Alerté par l’avis publié sur le site de la Companies House, dans lequel il est fait état de la demande de radiation, le barreau de Beyrouth, qui représente plus de 1 400 victimes ou proches de victimes de la double explosion du port, s’était mis à rassembler, au lendemain du 12 janvier, des documents prouvant que Savaro Ltd est une société suspecte. Moins de dix jours plus tard, il adressait une première lettre au registre des sociétés pour l’avertir que la compagnie fait l’objet de poursuites engagées par le juge d’instruction près la Cour de justice, Fady Sawan. Selon Nasri Diab, le barreau de Beyrouth a envoyé une deuxième lettre le 25 janvier au même destinataire, après avoir fait des recherches prouvant qu’il s’agit d’une société « dormante ». « Depuis sa création, Savaro Ltd présente de faux bilans, quasiment vides, qui limitent à un maximum de 1 000 livres sterling les flux d’argent dans les passifs et les actifs », indique dans ce cadre Me Diab.
Convergence d’efforts
Entre-temps, à Londres, suite aux informations de l’agence Reuters selon lesquelles l’identité des propriétaires effectifs de Savaro Ltd n’est pas mentionnée dans le registre des sociétés, deux parlementaires britanniques, Margaret Hodge et John Mann, avaient dénoncé le fait qu’on ne pouvait connaître les noms des bénéficiaires effectifs. « Les autorités britanniques doivent enquêter, d’autant qu’il semble que des informations imprécises aient été fournies », avait déclaré Mme Hodge. « Il est choquant et très nuisible pour la réputation du Royaume-Uni que la Companies House et notre système national d’enregistrement des sociétés puissent être si facilement exploités », s’était indigné pour sa part M. Mann. S’en est suivie une correspondance initiée par le barreau de Beyrouth, dans laquelle le bâtonnier Melhem Khalaf a demandé de faire converger les efforts pour parvenir à suspendre les mesures de liquidation de la société.

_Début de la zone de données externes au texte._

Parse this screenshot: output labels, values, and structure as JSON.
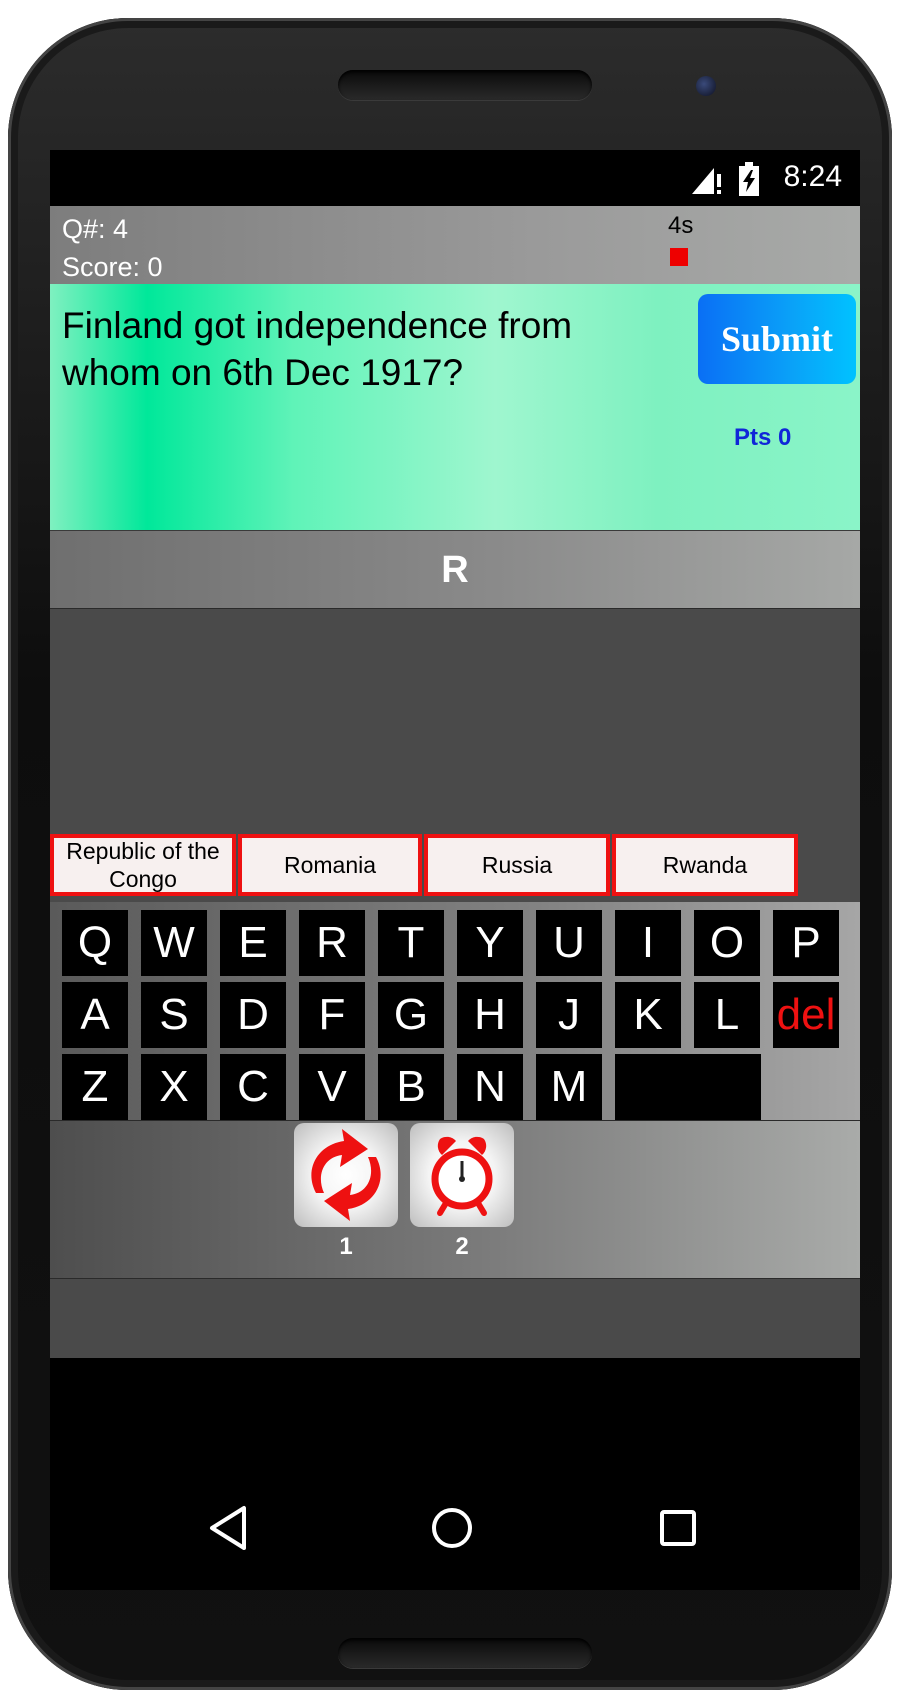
{
  "status_bar": {
    "time": "8:24",
    "icons": [
      "signal-icon",
      "battery-charging-icon"
    ]
  },
  "header": {
    "question_number": "Q#: 4",
    "score": "Score: 0",
    "timer": "4s",
    "timer_color": "#ee0000"
  },
  "question": {
    "text": "Finland got independence from whom on 6th Dec 1917?",
    "submit_label": "Submit",
    "points": "Pts 0"
  },
  "answer": {
    "current": "R"
  },
  "options": [
    {
      "label": "Republic of the Congo"
    },
    {
      "label": "Romania"
    },
    {
      "label": "Russia"
    },
    {
      "label": "Rwanda"
    }
  ],
  "keyboard": {
    "row1": [
      "Q",
      "W",
      "E",
      "R",
      "T",
      "Y",
      "U",
      "I",
      "O",
      "P"
    ],
    "row2": [
      "A",
      "S",
      "D",
      "F",
      "G",
      "H",
      "J",
      "K",
      "L"
    ],
    "row3": [
      "Z",
      "X",
      "C",
      "V",
      "B",
      "N",
      "M"
    ],
    "del_label": "del"
  },
  "powerups": [
    {
      "icon": "refresh-arrows-icon",
      "count": "1"
    },
    {
      "icon": "alarm-clock-icon",
      "count": "2"
    }
  ],
  "navbar": {
    "icons": [
      "back-icon",
      "home-icon",
      "recents-icon"
    ]
  },
  "colors": {
    "accent_red": "#ee1111",
    "submit_blue": "#0a8ff6",
    "question_green": "#00e89a"
  }
}
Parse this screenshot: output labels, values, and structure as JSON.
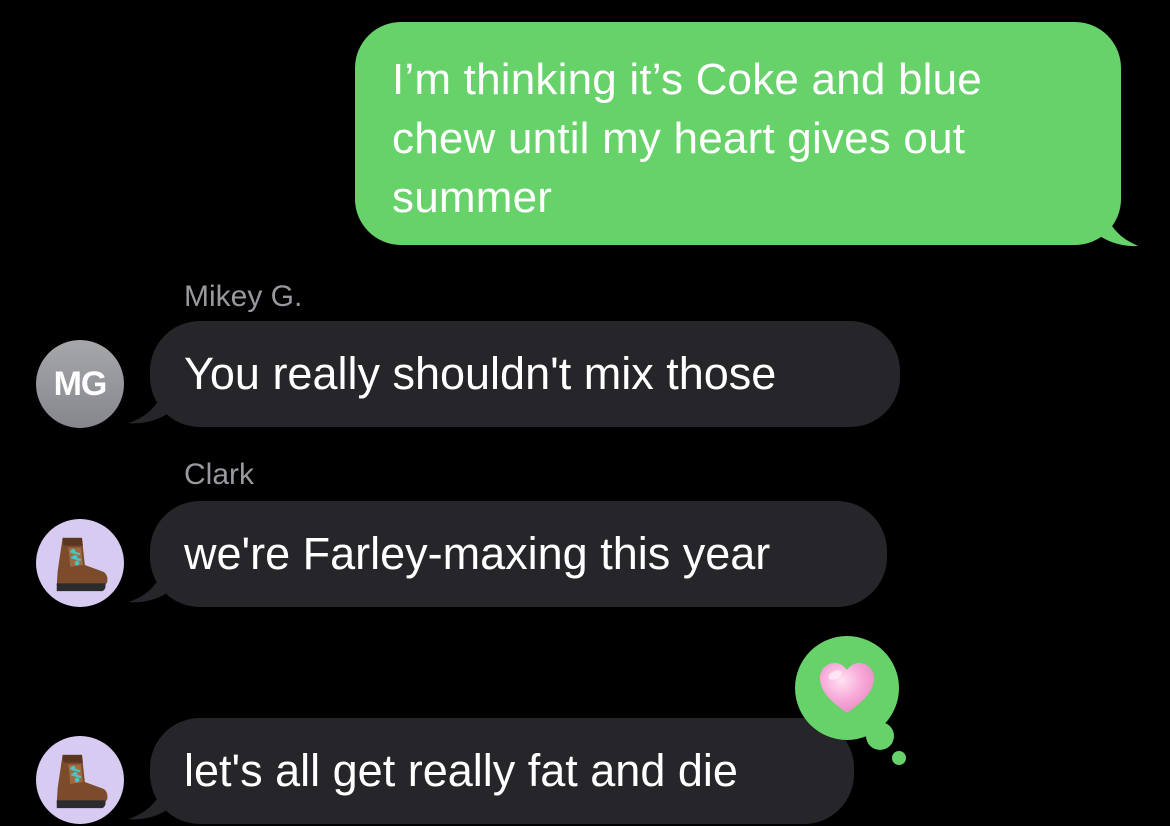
{
  "colors": {
    "background": "#000000",
    "outgoing_bubble": "#67d16a",
    "incoming_bubble": "#26252a",
    "sender_name": "#98989e",
    "text": "#ffffff"
  },
  "messages": [
    {
      "direction": "outgoing",
      "lines": [
        "I’m thinking it’s Coke and blue",
        "chew until my heart gives out",
        "summer"
      ]
    },
    {
      "direction": "incoming",
      "sender": "Mikey G.",
      "avatar": {
        "type": "initials",
        "initials": "MG"
      },
      "text": "You really shouldn't mix those"
    },
    {
      "direction": "incoming",
      "sender": "Clark",
      "avatar": {
        "type": "emoji",
        "icon": "hiking-boot-icon"
      },
      "text": "we're Farley-maxing this year"
    },
    {
      "direction": "incoming",
      "avatar": {
        "type": "emoji",
        "icon": "hiking-boot-icon"
      },
      "text": "let's all get really fat and die",
      "reaction": {
        "icon": "pink-heart-icon",
        "color": "#f7a8d8"
      }
    }
  ]
}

Mercredi dernier, le bâtonnier apprenait ainsi de Mme Hodge qu’elle avait exhorté le secrétaire d’État aux Affaires, à l’Énergie et à la Stratégie industrielle à empêcher que la compagnie Savaro soit radiée du registre des compagnies. Trois jours plus tard, l’avis du gel de la radiation était diffusé sur le site du registre. La Companies House avait également reçu une demande dans le même sens présentée par un cabinet britannique d’avocats mandaté par le barreau de Beyrouth. Le registre de commerce anglais a ensuite été sollicité par un groupe de quatre avocats libanais représentant quelques victimes étrangères, notamment des travailleurs bengalais et des réfugiés syriens et palestiniens. Un des avocats, Mazen Hteit, affirme à L’OLJ que leur démarche, menée en coordination avec le conseil de l’ordre des avocats de Beyrouth, vise à « faire prévaloir les droits des victimes marginalisées ». « En les intégrant au procès, on leur donne une chance de se voir elles aussi indemniser », note-t-il.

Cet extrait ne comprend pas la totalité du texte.